17.11.2015

Gribouillage – Mot du jour

À première vue, on pourrait croire que vous essayez de passer le temps et que vous n’êtes pas attentif : vous avez été pris en flagrant délit de gribouillage. Pour beaucoup, cet acte est considéré comme un moyen de tuer l’ennui, comme le fait de jouer à Angry Birds lors d’une réunion. Cependant, la science pourrait bien tordre le coup à cette idée reçue. Mais avant de faire l’éloge des « gribouilleurs » et de révolutionner à jamais les réunions, intéressons-nous à l’usage anglais de ce mot.

En anglais, gribouillage se dit « doodle ». Bien qu’essentiellement associé à des dessins informes et aux Doodles de Google, ce mot avait à l’origine un tout autre sens. Dérivé du bas allemand Dudeltop, doodle était initialement utilisé pour désigner un imbécile ou un simple d’esprit, comme dans la célèbre chanson Yankee Doodle chantée par les loyalistes britanniques pendant la révolution américaine (1775-1783). Si d’une personne ce mot en est venu à définir des gribouillis artistiques, c’est parce que ces petits dessins étaient considérés par beaucoup comme une perte de temps inutile, œuvre des imbéciles.

Contrairement à ce que l’on pourrait penser, les gribouillages sont bien plus complexes qu’il n’y parait. Une expérience réalisée en 2009 par l’université de Plymouth a montré que les personnes qui gribouillaient au cours d’une réunion retenaient en moyenne 29 % d’informations en plus que les autres. De plus, en 2011, un article de Science a démontré que, en dessinant/utilisant des éléments visuels au lieu de n’utiliser que des mots, les gens comprenaient mieux un concept particulier et étaient plus à même de le transmettre. Pour finir, il semblerait que les gribouillages eux-mêmes aient un sens caché : d’après les graphologues, si vous gribouillez de petites lignes droites, vous êtes probablement timide et pragmatique. À l’inverse, si vous gribouillez de grandes formes arrondies et des lignes courbes, vous êtes probablement sensible, sûr de vous et ouvert.
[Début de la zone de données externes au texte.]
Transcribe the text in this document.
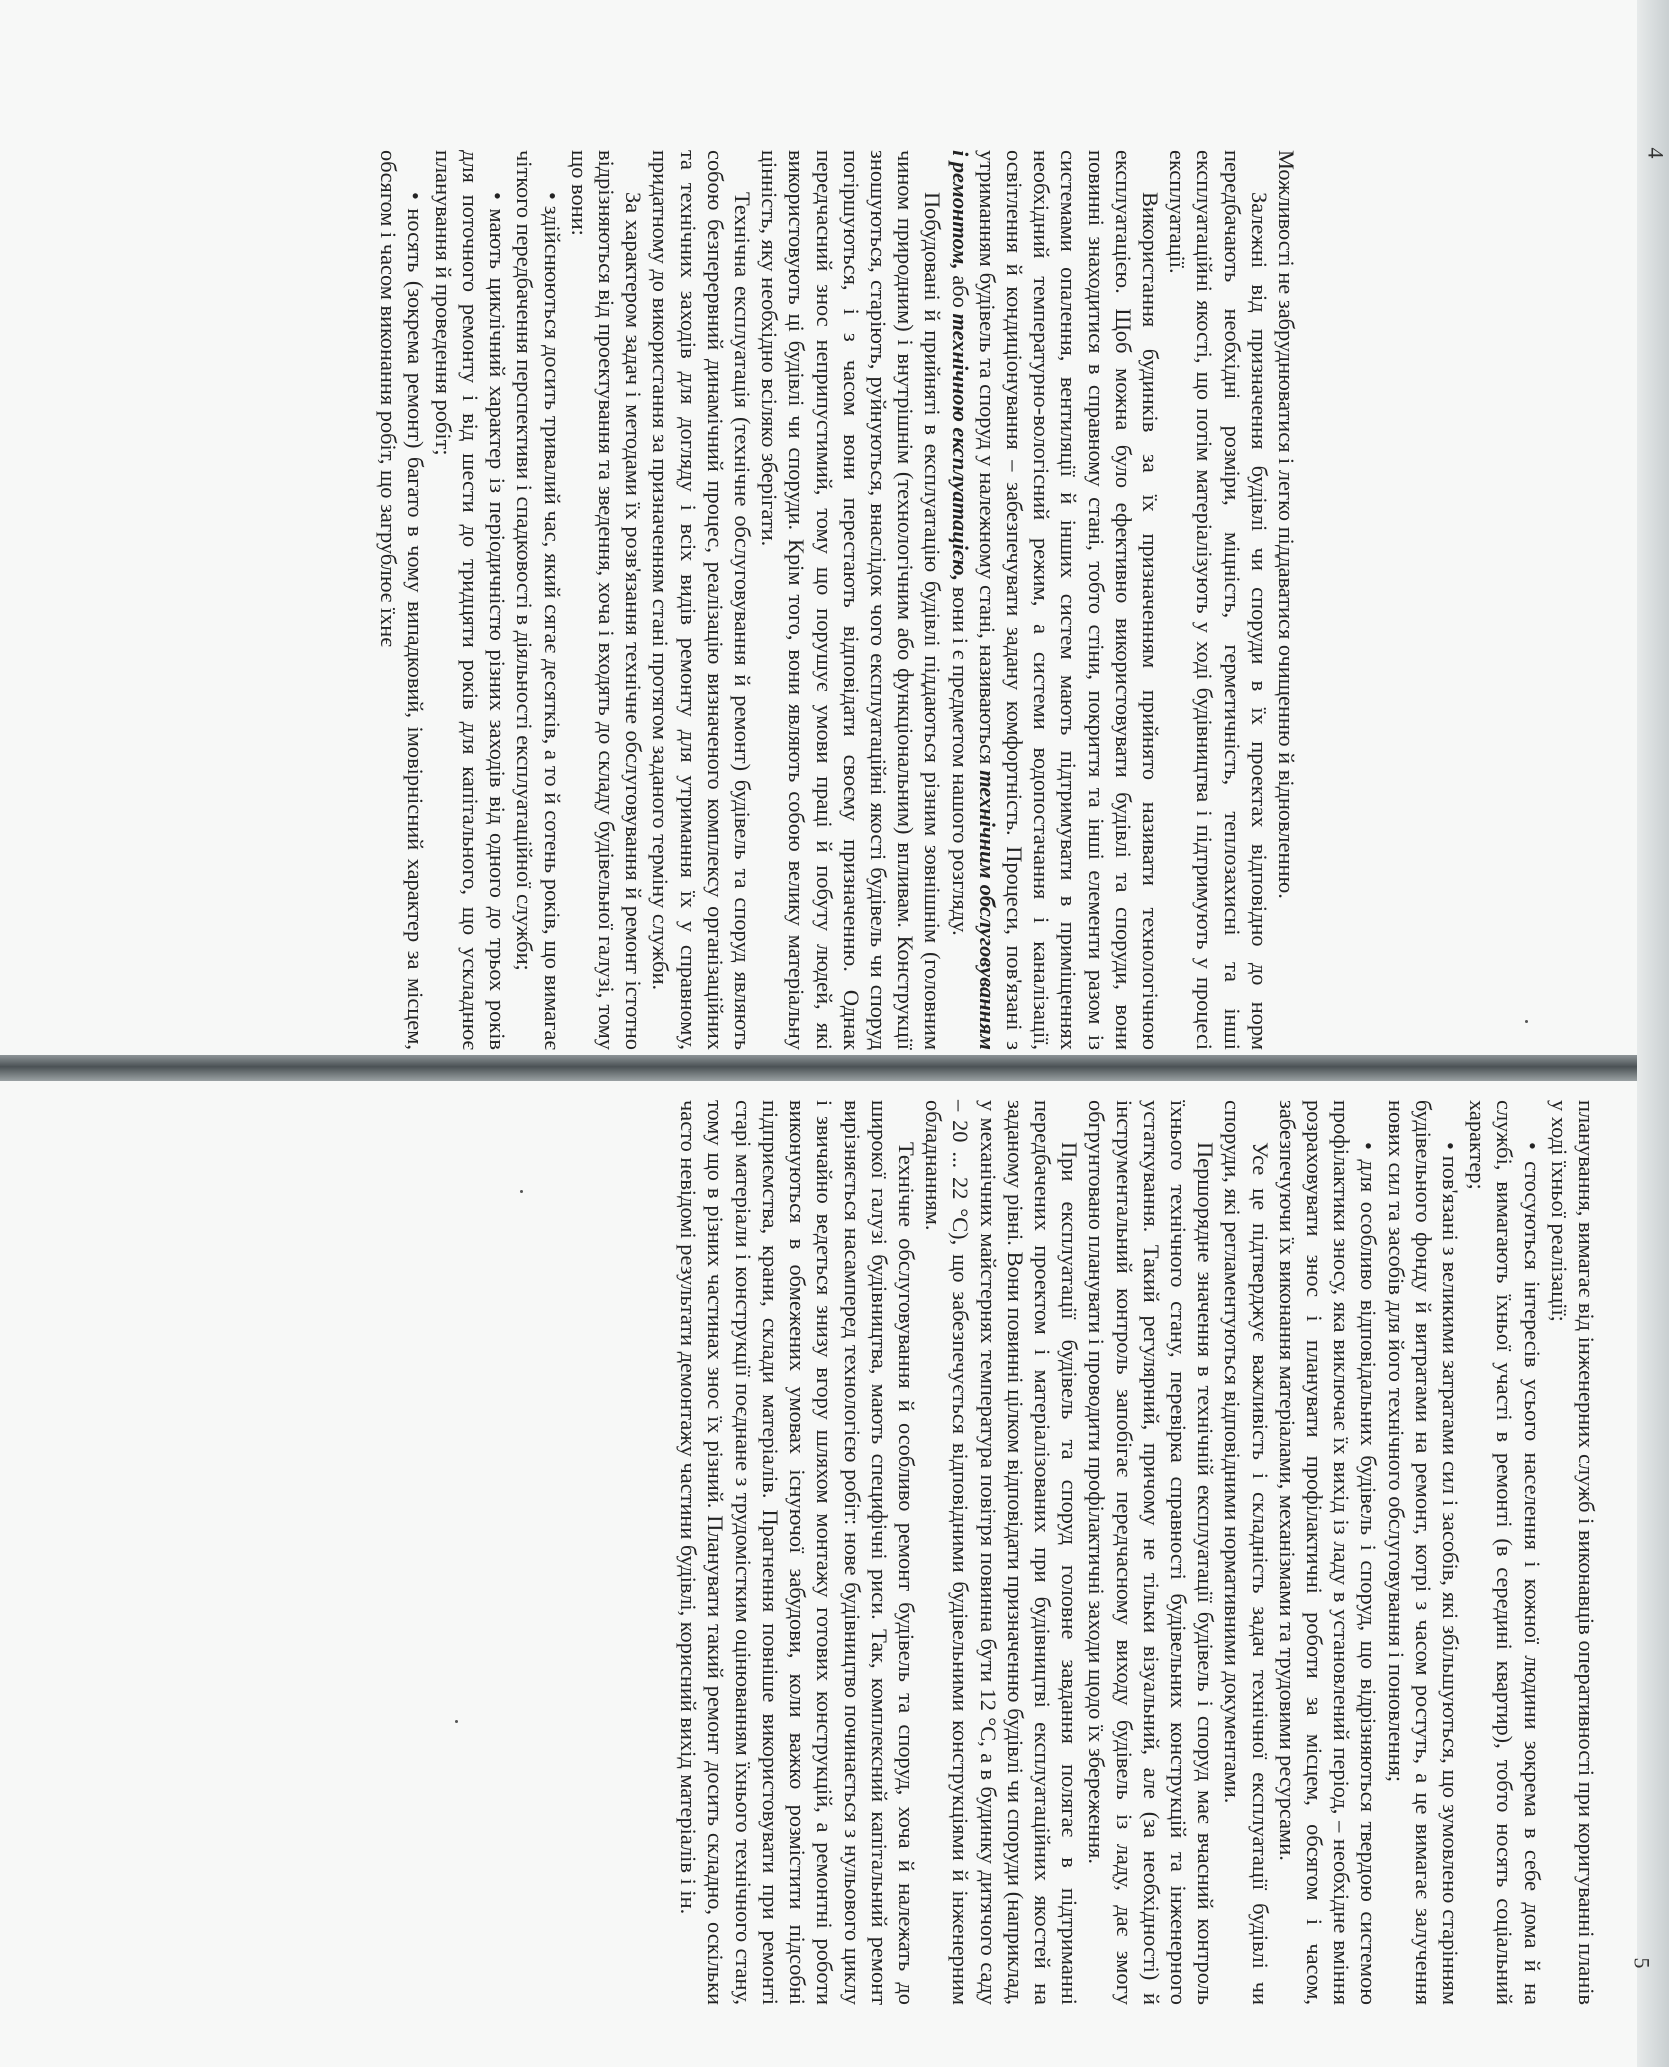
4
5

Можливості не забруднюватися і легко піддаватися очищенню й відновленню.

Залежні від призначення будівлі чи споруди в їх проектах відповідно до норм передбачають необхідні розміри, міцність, герметичність, теплозахисні та інші експлуатаційні якості, що потім матеріалізують у ході будівництва і підтримують у процесі експлуатації.

Використання будинків за їх призначенням прийнято називати технологічною експлуатацією. Щоб можна було ефективно використовувати будівлі та споруди, вони повинні знаходитися в справному стані, тобто стіни, покриття та інші елементи разом із системами опалення, вентиляції й інших систем мають підтримувати в приміщеннях необхідний температурно-вологісний режим, а системи водопостачання і каналізації, освітлення й кондиціонування – забезпечувати задану комфортність. Процеси, пов'язані з утриманням будівель та споруд у належному стані, називаються технічним обслуговуванням і ремонтом, або технічною експлуатацією, вони і є предметом нашого розгляду.

Побудовані й прийняті в експлуатацію будівлі піддаються різним зовнішнім (головним чином природним) і внутрішнім (технологічним або функціональним) впливам. Конструкції зношуються, старіють, руйнуються, внаслідок чого експлуатаційні якості будівель чи споруд погіршуються, і з часом вони перестають відповідати своєму призначенню. Однак передчасний знос неприпустимий, тому що порушує умови праці й побуту людей, які використовують ці будівлі чи споруди. Крім того, вони являють собою велику матеріальну цінність, яку необхідно всіляко зберігати.

Технічна експлуатація (технічне обслуговування й ремонт) будівель та споруд являють собою безперервний динамічний процес, реалізацію визначеного комплексу організаційних та технічних заходів для догляду і всіх видів ремонту для утримання їх у справному, придатному до використання за призначенням стані протягом заданого терміну служби.

За характером задач і методами їх розв'язання технічне обслуговування й ремонт істотно відрізняються від проектування та зведення, хоча і входять до складу будівельної галузі, тому що вони:

• здійснюються досить тривалий час, який сягає десятків, а то й сотень років, що вимагає чіткого передбачення перспективи і спадковості в діяльності експлуатаційної служби;

• мають циклічний характер із періодичністю різних заходів від одного до трьох років для поточного ремонту і від шести до тридцяти років для капітального, що ускладнює планування й проведення робіт;

• носять (зокрема ремонт) багато в чому випадковий, імовірнісний характер за місцем, обсягом і часом виконання робіт, що загрублює їхнє

планування, вимагає від інженерних служб і виконавців оперативності при коригуванні планів у ході їхньої реалізації;

• стосуються інтересів усього населення і кожної людини зокрема в себе дома й на службі, вимагають їхньої участі в ремонті (в середині квартир), тобто носять соціальний характер;

• пов'язані з великими затратами сил і засобів, які збільшуються, що зумовлено старінням будівельного фонду й витратами на ремонт, котрі з часом ростуть, а це вимагає залучення нових сил та засобів для його технічного обслуговування і поновлення;

• для особливо відповідальних будівель і споруд, що відрізняються твердою системою профілактики зносу, яка виключає їх вихід із ладу в установлений період, – необхідне вміння розраховувати знос і планувати профілактичні роботи за місцем, обсягом і часом, забезпечуючи їх виконання матеріалами, механізмами та трудовими ресурсами.

Усе це підтверджує важливість і складність задач технічної експлуатації будівлі чи споруди, які регламентуються відповідними нормативними документами.

Першорядне значення в технічній експлуатації будівель і споруд має вчасний контроль їхнього технічного стану, перевірка справності будівельних конструкцій та інженерного устаткування. Такий регулярний, причому не тільки візуальний, але (за необхідності) й інструментальний контроль запобігає передчасному виходу будівель із ладу, дає змогу обгрунтовано планувати і проводити профілактичні заходи щодо їх збереження.

При експлуатації будівель та споруд головне завдання полягає в підтриманні передбачених проектом і матеріалізованих при будівництві експлуатаційних якостей на заданому рівні. Вони повинні цілком відповідати призначенню будівлі чи споруди (наприклад, у механічних майстернях температура повітря повинна бути 12 °С, а в будинку дитячого саду – 20 ... 22 °С), що забезпечується відповідними будівельними конструкціями й інженерним обладнанням.

Технічне обслуговування й особливо ремонт будівель та споруд, хоча й належать до широкої галузі будівництва, мають специфічні риси. Так, комплексний капітальний ремонт вирізняється насамперед технологією робіт: нове будівництво починається з нульового циклу і звичайно ведеться знизу вгору шляхом монтажу готових конструкцій, а ремонтні роботи виконуються в обмежених умовах існуючої забудови, коли важко розмістити підсобні підприємства, крани, склади матеріалів. Прагнення повніше використовувати при ремонті старі матеріали і конструкції поєднане з трудомістким оцінюванням їхнього технічного стану, тому що в різних частинах знос їх різний. Планувати такий ремонт досить складно, оскільки часто невідомі результати демонтажу частини будівлі, корисний вихід матеріалів і ін.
La première utilisation connue du mot doodle en anglais se trouve dans une pièce de théâtre de 1629 de John Ford, The Lover’s Melancholy, où il écrivit : « Vanish, Doodles, Vanish », utilisant le mot dans le sens d’imbécile, de fou. Russell Arundel fut le premier à utiliser et définir le mot avec le sens que nous lui connaissons aujourd’hui. Dans son livre de gribouillages de 1937, il écrivit : « A ‘doodle’ is a scribbling or sketch made while the conscious mind is concerned with matters wholely unrelated to the scribbling » (« Un “gribouillage” est un croquis réalisé lorsque l’esprit conscient est préoccupé par des affaires qui n’ont absolument rien à voir avec ce dessin. »). Vingt ans après Arundel, comprenant que ces gribouillages étaient bien plus que de simples dessins informes, Helen Gardner affirma dans The Limits of Literary Criticism que lorsque les « premiers brouillons, notes et « gribouillages » d’un écrivain ont été conservés, nous pouvons essayer de retracer avec un succès limité les mécanismes de l’imagination créatrice ». Il est intéressant de noter que, bien que Gardner ait écrit ces mots il y a près de 60 ans, nous découvrons aujourd’hui qu’elle avait raison, mais que cela ne vaut pas seulement pour les écrivains.